Since I’m not diagnosed I try to self-medicate. I talk to myself, try to sing it away, write, work on the Eurovision Confessions queue. Sometimes it works when I’m alone. But when they’re around they then tell me to shut up, stop singing, quit being snarky, stop using any language that’s not English or Mandarin so I can’t fight back. My symps start firing at overload, and there’s absolutely no way to use the methods that CAPS or my neuroanatomy prof taught to breathe, count to ten, and starve out a panic attack. They’ll be standing in front of me when I try to go down the stairs, when I’m leaving the bathroom, when I’m in the kitchen making dinner, telling me off again and that everything I do is a waste of time. I’m sometimes less than 20 centimeters away from them, and I know I can push them down or close the door on them. I know what a kitchen knife can do while making a pot of stew. And yet I don’t do anything, because they’ll throw me out and I don’t have a stable enough income to make it by myself. Or they’ll call the police for bodily harm. I don’t want to cry but sometimes it comes out as voluntarily as breathing and swearing (and it’s just great that it leads to a blocked nose and inhibited breathing in about 15 seconds); I shake on the inside like the Spitak earthquake of 1988.

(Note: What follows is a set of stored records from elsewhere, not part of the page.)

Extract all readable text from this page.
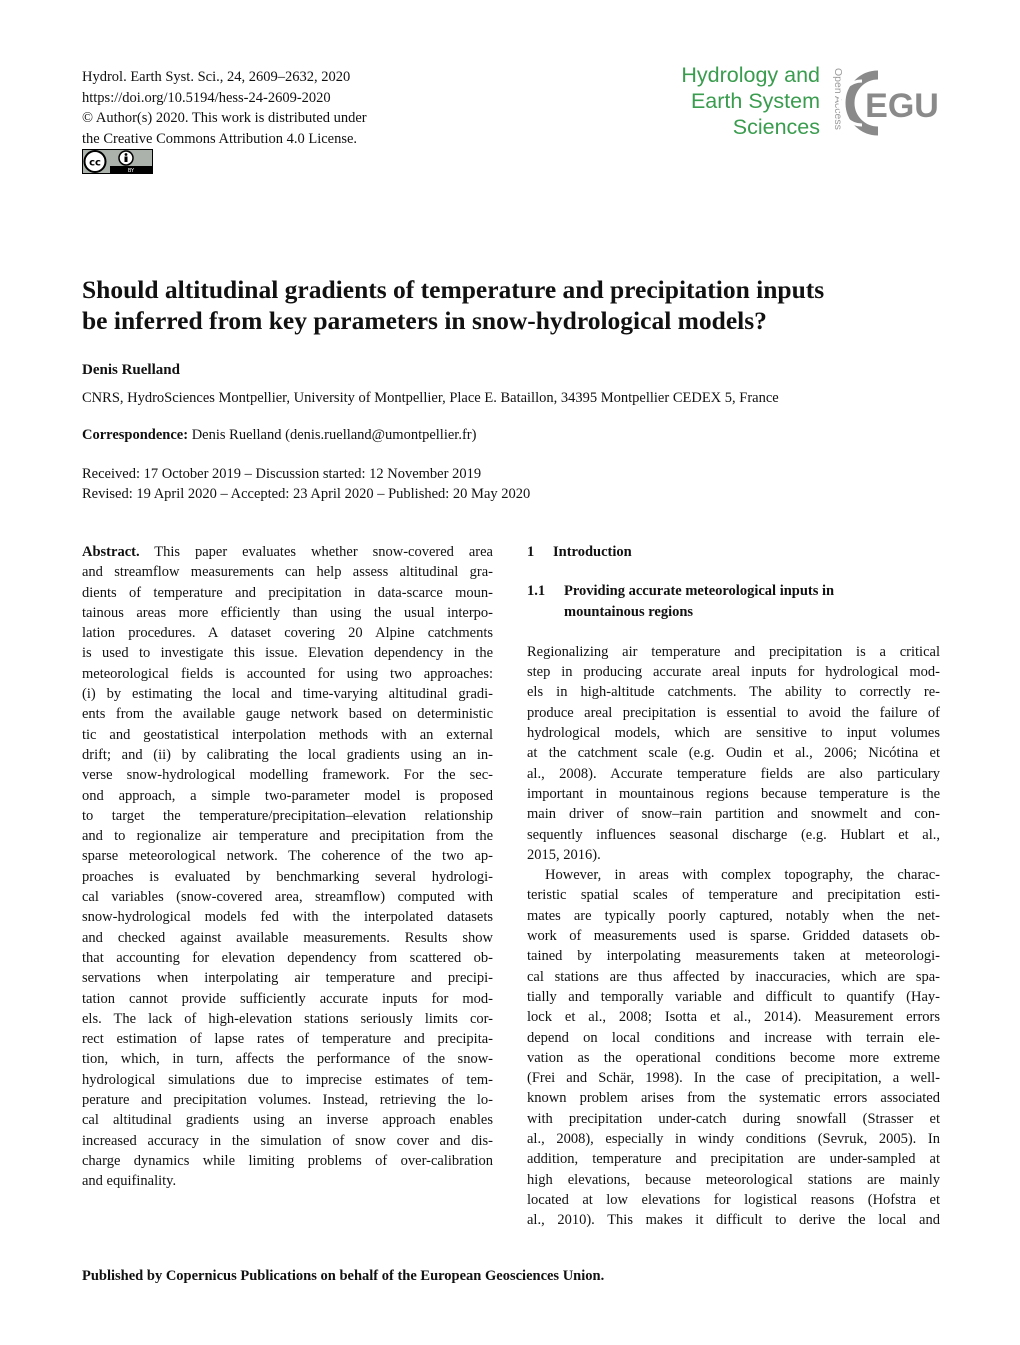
Hydrol. Earth Syst. Sci., 24, 2609–2632, 2020
https://doi.org/10.5194/hess-24-2609-2020
© Author(s) 2020. This work is distributed under
the Creative Commons Attribution 4.0 License.
cc
BY
Hydrology and
Earth System
Sciences Open Access EGU
Should altitudinal gradients of temperature and precipitation inputs
be inferred from key parameters in snow-hydrological models?
Denis Ruelland
CNRS, HydroSciences Montpellier, University of Montpellier, Place E. Bataillon, 34395 Montpellier CEDEX 5, France
Correspondence: Denis Ruelland (denis.ruelland@umontpellier.fr)
Received: 17 October 2019 – Discussion started: 12 November 2019
Revised: 19 April 2020 – Accepted: 23 April 2020 – Published: 20 May 2020
Abstract. This paper evaluates whether snow-covered area
and streamflow measurements can help assess altitudinal gra-
dients of temperature and precipitation in data-scarce moun-
tainous areas more efficiently than using the usual interpo-
lation procedures. A dataset covering 20 Alpine catchments
is used to investigate this issue. Elevation dependency in the
meteorological fields is accounted for using two approaches:
(i) by estimating the local and time-varying altitudinal gradi-
ents from the available gauge network based on deterministic
tic and geostatistical interpolation methods with an external
drift; and (ii) by calibrating the local gradients using an in-
verse snow-hydrological modelling framework. For the sec-
ond approach, a simple two-parameter model is proposed
to target the temperature/precipitation–elevation relationship
and to regionalize air temperature and precipitation from the
sparse meteorological network. The coherence of the two ap-
proaches is evaluated by benchmarking several hydrologi-
cal variables (snow-covered area, streamflow) computed with
snow-hydrological models fed with the interpolated datasets
and checked against available measurements. Results show
that accounting for elevation dependency from scattered ob-
servations when interpolating air temperature and precipi-
tation cannot provide sufficiently accurate inputs for mod-
els. The lack of high-elevation stations seriously limits cor-
rect estimation of lapse rates of temperature and precipita-
tion, which, in turn, affects the performance of the snow-
hydrological simulations due to imprecise estimates of tem-
perature and precipitation volumes. Instead, retrieving the lo-
cal altitudinal gradients using an inverse approach enables
increased accuracy in the simulation of snow cover and dis-
charge dynamics while limiting problems of over-calibration
and equifinality.
1 Introduction
1.1 Providing accurate meteorological inputs in
mountainous regions
Regionalizing air temperature and precipitation is a critical
step in producing accurate areal inputs for hydrological mod-
els in high-altitude catchments. The ability to correctly re-
produce areal precipitation is essential to avoid the failure of
hydrological models, which are sensitive to input volumes
at the catchment scale (e.g. Oudin et al., 2006; Nicótina et
al., 2008). Accurate temperature fields are also particulary
important in mountainous regions because temperature is the
main driver of snow–rain partition and snowmelt and con-
sequently influences seasonal discharge (e.g. Hublart et al.,
2015, 2016).
However, in areas with complex topography, the charac-
teristic spatial scales of temperature and precipitation esti-
mates are typically poorly captured, notably when the net-
work of measurements used is sparse. Gridded datasets ob-
tained by interpolating measurements taken at meteorologi-
cal stations are thus affected by inaccuracies, which are spa-
tially and temporally variable and difficult to quantify (Hay-
lock et al., 2008; Isotta et al., 2014). Measurement errors
depend on local conditions and increase with terrain ele-
vation as the operational conditions become more extreme
(Frei and Schär, 1998). In the case of precipitation, a well-
known problem arises from the systematic errors associated
with precipitation under-catch during snowfall (Strasser et
al., 2008), especially in windy conditions (Sevruk, 2005). In
addition, temperature and precipitation are under-sampled at
high elevations, because meteorological stations are mainly
located at low elevations for logistical reasons (Hofstra et
al., 2010). This makes it difficult to derive the local and
Published by Copernicus Publications on behalf of the European Geosciences Union.
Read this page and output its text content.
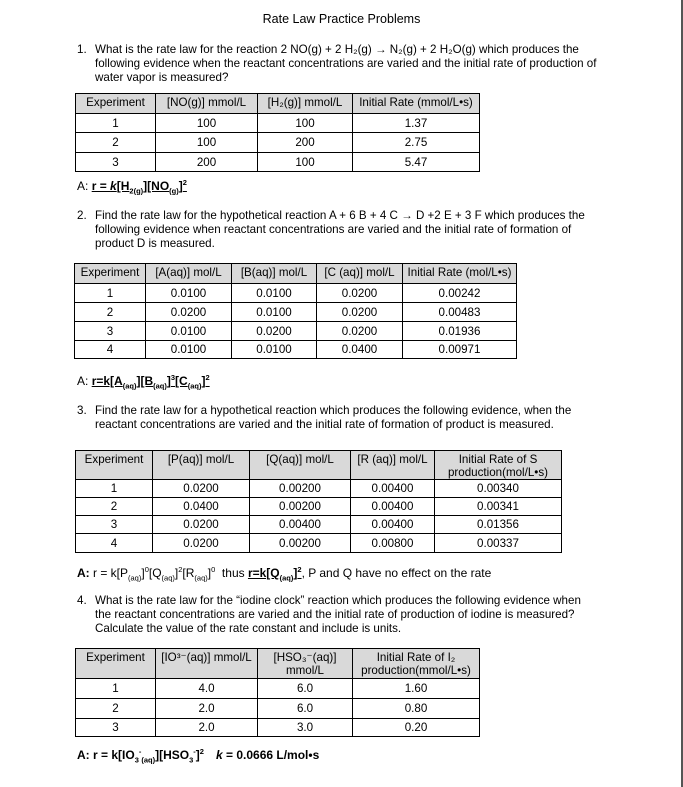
Rate Law Practice Problems
1. What is the rate law for the reaction 2 NO(g) + 2 H₂(g) → N₂(g) + 2 H₂O(g) which produces the following evidence when the reactant concentrations are varied and the initial rate of production of water vapor is measured?
Experiment	[NO(g)] mmol/L	[H₂(g)] mmol/L	Initial Rate (mmol/L•s)
1	100	100	1.37
2	100	200	2.75
3	200	100	5.47
A: $r = k[H_{2(g)}][NO_{(g)}]^2$
2. Find the rate law for the hypothetical reaction A + 6 B + 4 C → D +2 E + 3 F which produces the following evidence when reactant concentrations are varied and the initial rate of formation of product D is measured.
Experiment	[A(aq)] mol/L	[B(aq)] mol/L	[C (aq)] mol/L	Initial Rate (mol/L•s)
1	0.0100	0.0100	0.0200	0.00242
2	0.0200	0.0100	0.0200	0.00483
3	0.0100	0.0200	0.0200	0.01936
4	0.0100	0.0100	0.0400	0.00971
A: $r=k[A_{(aq)}][B_{(aq)}]^3[C_{(aq)}]^2$
3. Find the rate law for a hypothetical reaction which produces the following evidence, when the reactant concentrations are varied and the initial rate of formation of product is measured.
Experiment	[P(aq)] mol/L	[Q(aq)] mol/L	[R (aq)] mol/L	Initial Rate of S production(mol/L•s)
1	0.0200	0.00200	0.00400	0.00340
2	0.0400	0.00200	0.00400	0.00341
3	0.0200	0.00400	0.00400	0.01356
4	0.0200	0.00200	0.00800	0.00337
A: $r = k[P_{(aq)}]^0[Q_{(aq)}]^2[R_{(aq)}]^0$  thus $r=k[Q_{(aq)}]^2$, P and Q have no effect on the rate
4. What is the rate law for the “iodine clock” reaction which produces the following evidence when the reactant concentrations are varied and the initial rate of production of iodine is measured? Calculate the value of the rate constant and include is units.
Experiment	[IO³⁻(aq)] mmol/L	[HSO₃⁻(aq)] mmol/L	Initial Rate of I₂ production(mmol/L•s)
1	4.0	6.0	1.60
2	2.0	6.0	0.80
3	2.0	3.0	0.20
A: $r = k[IO_3^-_{(aq)}][HSO_3^-]^2$ k = 0.0666 L/mol•s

I just want to talk to someone else outside of the family and vent it all out over coffee. Or go to an open mike night and sing it out, the bright lights blinding me so I can’t see the audience while singing off-key. Or maybe even just stand outside at 3AM and let out the loudest scream in the world for the darkness to take away all the pain. But no, I’m still at home, I can’t even mutter minced swears. I can only stay silent with a blank face, hoping that Constellation Prize starts playing on the Ohrwurm Network, thinking to myself, “If you don’t want to see me, go blind. If you don’t want to hear me, go deaf. I can’t move anyways.” I consider for a few seconds whether it’s a good idea to do that, and I quickly shake off the thought, reminding myself that I won’t be able to follow the next year’s Eurovision or watch South Park if I follow through.

Or in the worst case scenario, I’d learn to wear heels. Bare feet don’t do much damage when stepping on someone. Heels do. And you never know when that would come in handy.

***After reading this through a few times, I’m going to keep this post as a record in case I get to actually see someone about this.